在脖子断裂之际,闿驰身上闪出一道光晕,一把冲开正呲牙咧嘴的小蔓。
“感谢神明保佑,OUDOU。”见此场景,长老左手抵上右手掌心,高举向天,嘴里念出一句不知何意的方言。
姜松下意识向上看,但这昏暗的暗室中哪有什么神明的踪迹。
下一刻,刚刚还咬死自己有理的长老仿佛老了十岁般,驮着背,“没有人能在乱世中全身而退。你们怨我漠视他人生命,但若没有这些人,死的或许就是整个多亚。”
没想明白他怎么突然说出了口,姜松赶紧追问,“你和闫家有什么交易!”
长老恍惚抬眼,最后看回几人,“多亚人天生适合养蛊,不过是……用几个人和一些蛊,换取无穷的灵宝罢了。”
居然真的就是为了固阵!
“你在跟谁说话?”一片寂静中,陈生骤然出声,打断姜松的思绪。
哪里有人!
姜松慌忙扫视一圈,但和刚才一样,并无他人。
他对上陈生的双眼,才确定对方并不是在唬人,难不成真有人藏在暗处?
下一刻,银色的光晕迅速展开,陈生竟在片刻间便布了个阵。
“神明……”陈生双唇微动,向长老方才所看之处甩了个闪光符,果不其然空无一人。
长老盯着陈生的动作,无声笑着,半晌开口,“神明一直注视着我们。我放你们离开,你们为我解蛊,如何?”
“等等!”姜松忙冲到桌前,“石蛊的解药呢?”
长老眼神闪烁,“没有解药。”
姜松回头,正在安抚小蔓的善水抬眼冲他昂首,于是姜松不再犹豫,露出利爪威胁道,“你确定?”
长老自若摇头,“别浪费时间,天亮可就不好走了。”
软硬不吃啊。
善水走上前,将姜松推到一旁,掀起眼皮扫视长老,手腕一翻,一只油亮的蛊虫从经脉爬了出来,蛊虫摆摆头,长老发出一声闷响,控制不住的干呕起来。

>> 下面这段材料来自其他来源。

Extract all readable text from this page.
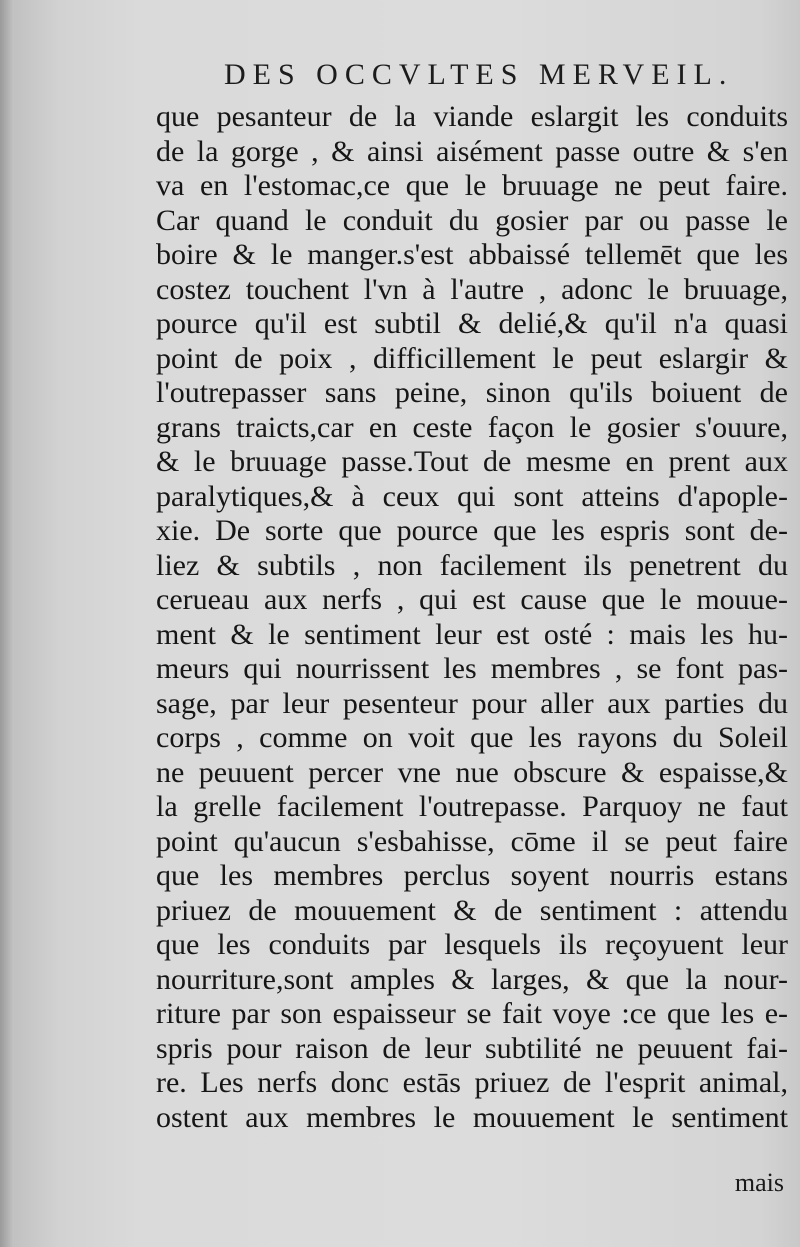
DES OCCVLTES MERVEIL.
que pesanteur de la viande eslargit les conduits
de la gorge , & ainsi aisément passe outre & s'en
va en l'estomac,ce que le bruuage ne peut faire.
Car quand le conduit du gosier par ou passe le
boire & le manger.s'est abbaissé tellemēt que les
costez touchent l'vn à l'autre , adonc le bruuage,
pource qu'il est subtil & delié,& qu'il n'a quasi
point de poix , difficillement le peut eslargir &
l'outrepasser sans peine, sinon qu'ils boiuent de
grans traicts,car en ceste façon le gosier s'ouure,
& le bruuage passe.Tout de mesme en prent aux
paralytiques,& à ceux qui sont atteins d'apople-
xie. De sorte que pource que les espris sont de-
liez & subtils , non facilement ils penetrent du
cerueau aux nerfs , qui est cause que le mouue-
ment & le sentiment leur est osté : mais les hu-
meurs qui nourrissent les membres , se font pas-
sage, par leur pesenteur pour aller aux parties du
corps , comme on voit que les rayons du Soleil
ne peuuent percer vne nue obscure & espaisse,&
la grelle facilement l'outrepasse. Parquoy ne faut
point qu'aucun s'esbahisse, cōme il se peut faire
que les membres perclus soyent nourris estans
priuez de mouuement & de sentiment : attendu
que les conduits par lesquels ils reçoyuent leur
nourriture,sont amples & larges, & que la nour-
riture par son espaisseur se fait voye :ce que les e-
spris pour raison de leur subtilité ne peuuent fai-
re. Les nerfs donc estās priuez de l'esprit animal,
ostent aux membres le mouuement le sentiment
mais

姜松不敢走远,生怕长老背后有什么动作,正紧张着,脑中突然传来陈生的声音,“闿驰没死。”
“真的是神明救得吗?”姜松皱眉,他们手上的底牌已经露得差不多,如果真冒出个神出鬼没的高手,指不定三个人都要折在这里。
陈生没反驳,“两个不敢现身人前却实力高强的人,一般不叫神明。”
姜松歪头,为什么是两个?
“叫通缉犯。”陈生收起清念,扫视一地蠕动的人群,“圣族躲在封印内,也许下不止为了当土霸王,而是这两位‘神明’不敢离开北疆。长老有恃无恐,无非是这两人有秘法可以保住他和闿驰,现下服软,只怕是那两人察觉到了什么,不愿让我们久留。”
姜松欲言又止,终于选择直面自己的不睿智,“你怎么知道是两个?因为一个日神一个月神?”

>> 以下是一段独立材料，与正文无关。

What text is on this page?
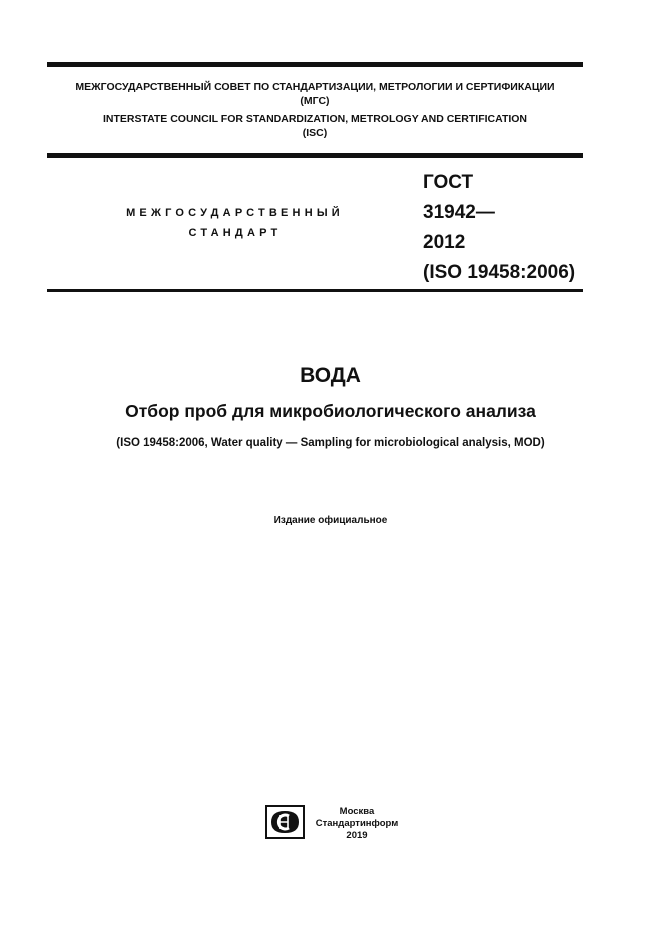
МЕЖГОСУДАРСТВЕННЫЙ СОВЕТ ПО СТАНДАРТИЗАЦИИ, МЕТРОЛОГИИ И СЕРТИФИКАЦИИ
(МГС)
INTERSTATE COUNCIL FOR STANDARDIZATION, METROLOGY AND CERTIFICATION
(ISC)
МЕЖГОСУДАРСТВЕННЫЙ
СТАНДАРТ
ГОСТ
31942—
2012
(ISO 19458:2006)
ВОДА
Отбор проб для микробиологического анализа
(ISO 19458:2006, Water quality — Sampling for microbiological analysis, MOD)
Издание официальное
Москва
Стандартинформ
2019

陈生看向他的眼睛,左手指天,“星星。有四颗星长得很怪,当时我没看出来,现在回想,应当是两双眼睛。”
圣坛的星星吗……
姜松拼命回想,不得不承认自己毫无印象,毕竟当时他就没品出什么问题。但一想到他们被束缚在阵法内要死要活时,天上四只眼直溜溜盯着,他就忍不住通体发寒。
那为什么要放他们走?
姜松看向一脸不怀好意的善水,又看回老神在在的陈生,手不自在地摸上胸口的鳞片。
不对,如果是鳞片长老早就放他们走了。难不成是陈生的身份?那两个通缉犯看出盛山宗的功法了?

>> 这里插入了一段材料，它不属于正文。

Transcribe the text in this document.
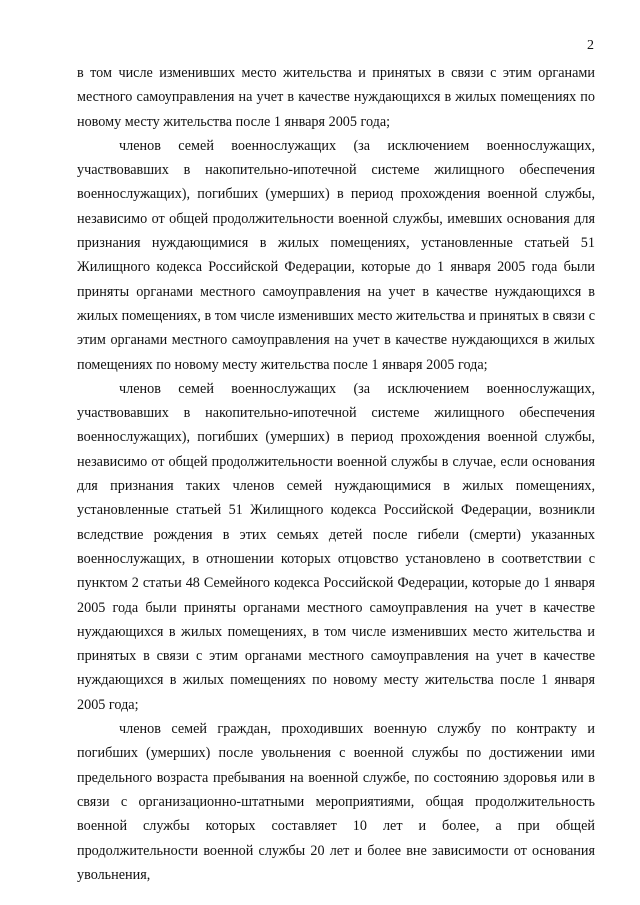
2

в том числе изменивших место жительства и принятых в связи с этим органами местного самоуправления на учет в качестве нуждающихся в жилых помещениях по новому месту жительства после 1 января 2005 года;

членов семей военнослужащих (за исключением военнослужащих, участвовавших в накопительно-ипотечной системе жилищного обеспечения военнослужащих), погибших (умерших) в период прохождения военной службы, независимо от общей продолжительности военной службы, имевших основания для признания нуждающимися в жилых помещениях, установленные статьей 51 Жилищного кодекса Российской Федерации, которые до 1 января 2005 года были приняты органами местного самоуправления на учет в качестве нуждающихся в жилых помещениях, в том числе изменивших место жительства и принятых в связи с этим органами местного самоуправления на учет в качестве нуждающихся в жилых помещениях по новому месту жительства после 1 января 2005 года;

членов семей военнослужащих (за исключением военнослужащих, участвовавших в накопительно-ипотечной системе жилищного обеспечения военнослужащих), погибших (умерших) в период прохождения военной службы, независимо от общей продолжительности военной службы в случае, если основания для признания таких членов семей нуждающимися в жилых помещениях, установленные статьей 51 Жилищного кодекса Российской Федерации, возникли вследствие рождения в этих семьях детей после гибели (смерти) указанных военнослужащих, в отношении которых отцовство установлено в соответствии с пунктом 2 статьи 48 Семейного кодекса Российской Федерации, которые до 1 января 2005 года были приняты органами местного самоуправления на учет в качестве нуждающихся в жилых помещениях, в том числе изменивших место жительства и принятых в связи с этим органами местного самоуправления на учет в качестве нуждающихся в жилых помещениях по новому месту жительства после 1 января 2005 года;

членов семей граждан, проходивших военную службу по контракту и погибших (умерших) после увольнения с военной службы по достижении ими предельного возраста пребывания на военной службе, по состоянию здоровья или в связи с организационно-штатными мероприятиями, общая продолжительность военной службы которых составляет 10 лет и более, а при общей продолжительности военной службы 20 лет и более вне зависимости от основания увольнения,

姜松神游一瞬,莫名闻到边上散出淡淡的血腥味。他转头,只见善水匕首带血,不知何时划伤长老的手掌,喷洒一地血色。
善水这段时间到底经历了什么,整个人神搓搓的,和个鬼一样。
姜松嫌弃地撇嘴,终于还是老实掏出个玉瓶,递到善水手上,看他接了几乎半瓶才盖上。
“带路。”善水不轻不重踢了桌子一脚,“别浪费时间,一会儿双魄蛊醒了,可就又回去了。”
长老咳了几声,缓缓起身,走到闿驰身边时,刚刚还昏迷着的男人猛然睁开双眼,大张着嘴剧烈喘气着,转眼看见几人,身体不自觉紧绷着后退,碰到长老衣角才幡然醒悟。
“长老,我……”闿驰未说完的话被长老止住了,他摸上脖间的伤口,意识到什么,摆出之前长老的动作,嘴里虔诚道出句熟悉的话,“OUDOU。”
看来,这是什么感谢的话。
姜松模仿了一下这个动作,心里想着,这保命的手段应该只能用一次吧,不然也太无敌了。
啪——
姜松委屈地揉着手背,敢怒不敢言地看向陈生。
“别乱学。”脑内响起对方指责的声音。姜松撇撇嘴,他只是学一下,又不会真成为这两通缉犯的信徒。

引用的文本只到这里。